If so, let's start with this question:
Do you believe everything the government tells you?
I think that this question itself demonstrates that you don't have much of an understanding of what "the government" is and isn't. Here is an example literally ripped from the headlines! President Obama is the highest elected official in "the government" of the United States. As all presidents have done before him, he occasionally uses various executive actions, which his administration, ie "the government," defends as being well within his constitutional authority When speaking publicly, President Obama and his surrogates defend this as him "doing his job" in the face of Congressional obstruction. But according to "the government" President Obama has been repeatedly abusing his executive authority to such an extent that a lawsuit is needed to remedy the matter. Obviously " the government" can't agree with itself because "the government" in the latter case refers to the Republican controlled House of Representatives. In other words, the government sometimes disagrees with itself because its constituent parts are run by different people who often have competing interests. After all, "the government" is vast, with various federal agencies, employing millions of people, in addition to state and local governments, government sponsored enterprises, and unique institutions like the Fed. The notion that "The government" is one coherent institution that speaks with one voice and tows one official line is absurd on its face, as is every question that proceeds from that notion.

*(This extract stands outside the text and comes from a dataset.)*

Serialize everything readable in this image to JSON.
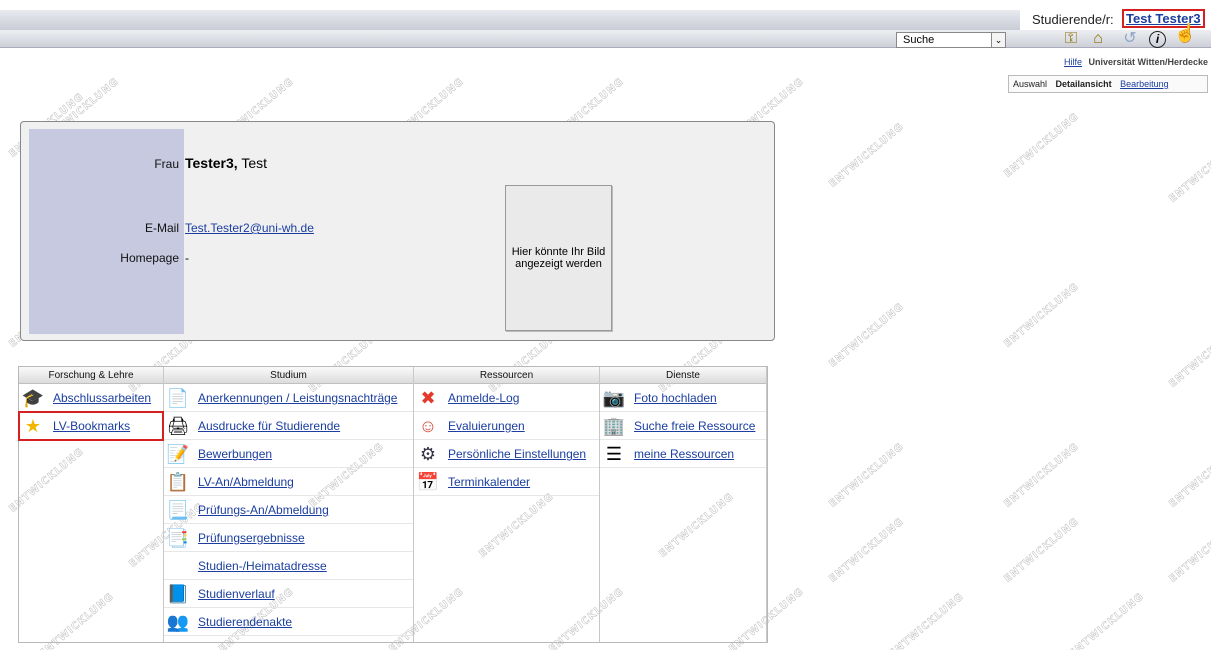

Also, I found myself enjoying your video for just how dumb it was. And while I don't really care to weigh in on whether or not there is some kind of positive or negative energy that one can harness by chanting Rain Man or throwing up the dynasty sign,
I do want to weigh in on something I know something about, which is hip-hop. The author just plain doesn't know much about the artists he cites. For example, a good chunk of his references to the Illuminati in hip-hop ultimately come from one artist, Prodigy of Mobb Deep. But they're attributed to multiple artists. One is an LL Cool J song on which Prodigy was featured. Another was a Jay-Z song in which DJ Premier sampled Prodigy's part from that LL Cool J record. And the last was Prodigy referencing his lines from that LL Cool J song in a later song. Does this sort of thing bother you? It should. He's trying to make it seem as if this thing is pervasive and yet he's choosing the same artist over and over. More importantly, Prodigy is an artist who talks about the illuminati in his music and takes it seriously as an entity that exists in reality and that ought to be resisted.
That's the case with a lot of hip-hop. In fact, it's not uncommon to hear hip-hop and especially 90s hip-hop cast the government as a kind of apocalyptic villain. For example, police were referred to as "the beast" or, following our Jamaican cousins, as "Babylon." [See: KRS-One "Sound of the Police"]

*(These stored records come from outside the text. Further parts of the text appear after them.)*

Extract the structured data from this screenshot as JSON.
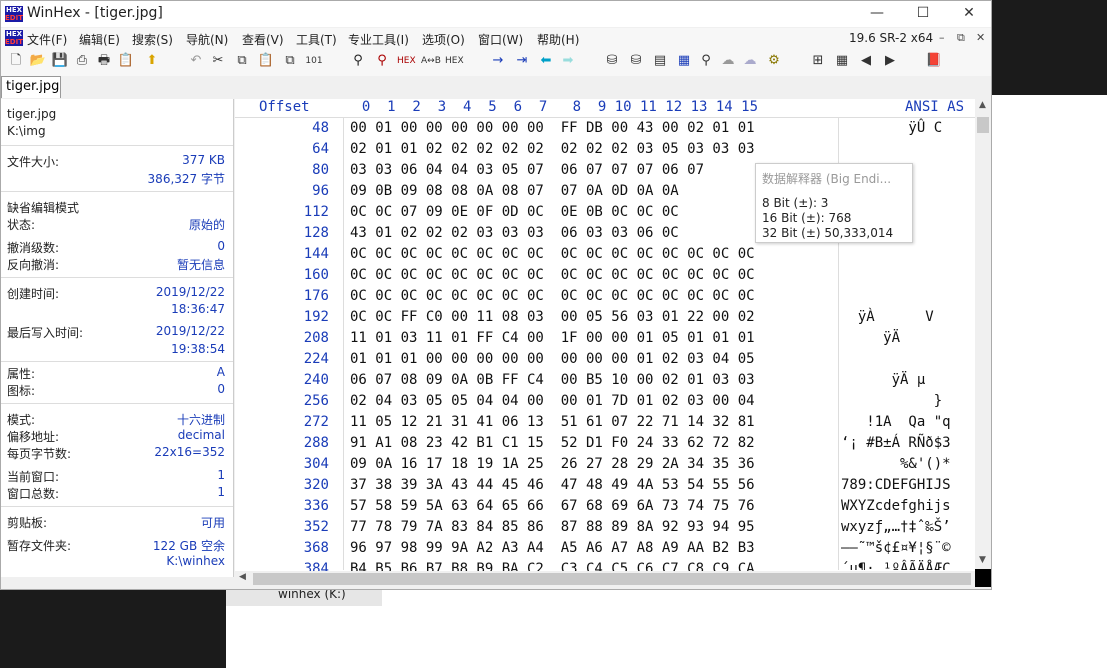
{
  "window": {
    "title": "WinHex - [tiger.jpg]",
    "version": "19.6 SR-2 x64",
    "minimize": "—",
    "maximize": "☐",
    "close": "✕"
  },
  "menus": [
    "文件(F)",
    "编辑(E)",
    "搜索(S)",
    "导航(N)",
    "查看(V)",
    "工具(T)",
    "专业工具(I)",
    "选项(O)",
    "窗口(W)",
    "帮助(H)"
  ],
  "tab": {
    "label": "tiger.jpg"
  },
  "info": {
    "file_name": "tiger.jpg",
    "path": "K:\\img",
    "size_label": "文件大小:",
    "size_kb": "377 KB",
    "size_bytes": "386,327 字节",
    "edit_mode_label": "缺省编辑模式",
    "state_label": "状态:",
    "state_value": "原始的",
    "undo_label": "撤消级数:",
    "undo_value": "0",
    "redo_label": "反向撤消:",
    "redo_value": "暂无信息",
    "created_label": "创建时间:",
    "created_date": "2019/12/22",
    "created_time": "18:36:47",
    "modified_label": "最后写入时间:",
    "modified_date": "2019/12/22",
    "modified_time": "19:38:54",
    "attr_label": "属性:",
    "attr_value": "A",
    "icon_label": "图标:",
    "icon_value": "0",
    "mode_label": "模式:",
    "mode_value": "十六进制",
    "offset_label": "偏移地址:",
    "offset_value": "decimal",
    "bpp_label": "每页字节数:",
    "bpp_value": "22x16=352",
    "curwin_label": "当前窗口:",
    "curwin_value": "1",
    "totalwin_label": "窗口总数:",
    "totalwin_value": "1",
    "clip_label": "剪贴板:",
    "clip_value": "可用",
    "temp_label": "暂存文件夹:",
    "temp_value": "122 GB 空余",
    "temp_path": "K:\\winhex"
  },
  "hex": {
    "offset_header": "Offset",
    "col_headers": "  0  1  2  3  4  5  6  7   8  9 10 11 12 13 14 15",
    "ansi_header": "ANSI AS",
    "rows": [
      {
        "off": "48",
        "bytes": "00 01 00 00 00 00 00 00  FF DB 00 43 00 02 01 01",
        "ascii": "        ÿÛ C"
      },
      {
        "off": "64",
        "bytes": "02 01 01 02 02 02 02 02  02 02 02 03 05 03 03 03",
        "ascii": ""
      },
      {
        "off": "80",
        "bytes": "03 03 06 04 04 03 05 07  06 07 07 07 06 07",
        "ascii": ""
      },
      {
        "off": "96",
        "bytes": "09 0B 09 08 08 0A 08 07  07 0A 0D 0A 0A",
        "ascii": ""
      },
      {
        "off": "112",
        "bytes": "0C 0C 07 09 0E 0F 0D 0C  0E 0B 0C 0C 0C",
        "ascii": ""
      },
      {
        "off": "128",
        "bytes": "43 01 02 02 02 03 03 03  06 03 03 06 0C",
        "ascii": ""
      },
      {
        "off": "144",
        "bytes": "0C 0C 0C 0C 0C 0C 0C 0C  0C 0C 0C 0C 0C 0C 0C 0C",
        "ascii": ""
      },
      {
        "off": "160",
        "bytes": "0C 0C 0C 0C 0C 0C 0C 0C  0C 0C 0C 0C 0C 0C 0C 0C",
        "ascii": ""
      },
      {
        "off": "176",
        "bytes": "0C 0C 0C 0C 0C 0C 0C 0C  0C 0C 0C 0C 0C 0C 0C 0C",
        "ascii": ""
      },
      {
        "off": "192",
        "bytes": "0C 0C FF C0 00 11 08 03  00 05 56 03 01 22 00 02",
        "ascii": "  ÿÀ      V"
      },
      {
        "off": "208",
        "bytes": "11 01 03 11 01 FF C4 00  1F 00 00 01 05 01 01 01",
        "ascii": "     ÿÄ"
      },
      {
        "off": "224",
        "bytes": "01 01 01 00 00 00 00 00  00 00 00 01 02 03 04 05",
        "ascii": ""
      },
      {
        "off": "240",
        "bytes": "06 07 08 09 0A 0B FF C4  00 B5 10 00 02 01 03 03",
        "ascii": "      ÿÄ µ"
      },
      {
        "off": "256",
        "bytes": "02 04 03 05 05 04 04 00  00 01 7D 01 02 03 00 04",
        "ascii": "           }"
      },
      {
        "off": "272",
        "bytes": "11 05 12 21 31 41 06 13  51 61 07 22 71 14 32 81",
        "ascii": "   !1A  Qa \"q"
      },
      {
        "off": "288",
        "bytes": "91 A1 08 23 42 B1 C1 15  52 D1 F0 24 33 62 72 82",
        "ascii": "‘¡ #B±Á RÑð$3"
      },
      {
        "off": "304",
        "bytes": "09 0A 16 17 18 19 1A 25  26 27 28 29 2A 34 35 36",
        "ascii": "       %&'()*"
      },
      {
        "off": "320",
        "bytes": "37 38 39 3A 43 44 45 46  47 48 49 4A 53 54 55 56",
        "ascii": "789:CDEFGHIJS"
      },
      {
        "off": "336",
        "bytes": "57 58 59 5A 63 64 65 66  67 68 69 6A 73 74 75 76",
        "ascii": "WXYZcdefghijs"
      },
      {
        "off": "352",
        "bytes": "77 78 79 7A 83 84 85 86  87 88 89 8A 92 93 94 95",
        "ascii": "wxyzƒ„…†‡ˆ‰Š’"
      },
      {
        "off": "368",
        "bytes": "96 97 98 99 9A A2 A3 A4  A5 A6 A7 A8 A9 AA B2 B3",
        "ascii": "–—˜™š¢£¤¥¦§¨©"
      },
      {
        "off": "384",
        "bytes": "B4 B5 B6 B7 B8 B9 BA C2  C3 C4 C5 C6 C7 C8 C9 CA",
        "ascii": "´µ¶·¸¹ºÂÃÄÅÆÇ"
      }
    ]
  },
  "tooltip": {
    "header": "数据解释器 (Big Endi...",
    "bit8": "8 Bit (±): 3",
    "bit16": "16 Bit (±): 768",
    "bit32": "32 Bit (±) 50,333,014"
  },
  "taskbar": {
    "item": "winhex (K:)"
  }
}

I also liked their assertion that pro-God messages are being stomped out by the industry. To begin with, this critique doesn't so much as pass the smell test when one remembers that country music is a genre that exists and that there are country artists that routinely sell more records than a lot of pop stars while simultaneously catering to a largely conservative Christian audience. Even in rap, there are examples of mainstream artists that wear their love for God on their sleeves. One of Kanye West's very first hits after all was "Jesus Walks." And last year, Kendrick Lamar released what a lot of us in the hip-hop community thought the best rap album of the year. It pushed Kendrick well into the mainstream of popular culture and was even nominated for a Grammy. But the album itself is a narrative in which Kendrick finally finds peace by accepting Christ as his savior. It was also a commercial success that was backed by a major label and cosigned personally by rap's first billionaire and alleged illuminati member, Dr. Dre. And there are plenty of other artists that make allusions to their particular spiritual beliefs more casually. [See: Common "The Light"]
But I think that my absolute favorite bit was when the author of the video was forced to posit that the film Rain Man was obviously a work of the devil given that Jay-Z and Eminem were obviously referring to that movie when they used the term. Though my favorite example was when they caught Nas saying "rain, man" as an adlib. Kind of a stretch fellas.
Anyway, I'm not going to make fun of you for being gullible enough to believe this stuff. I find the fact that so many people believe versions of this to be very troubling. And I think it's just a shame that so many young people and especially young black and brown people that are effectively giving up their capacity to affect change within the system by convincing themselves that this nonsense is true.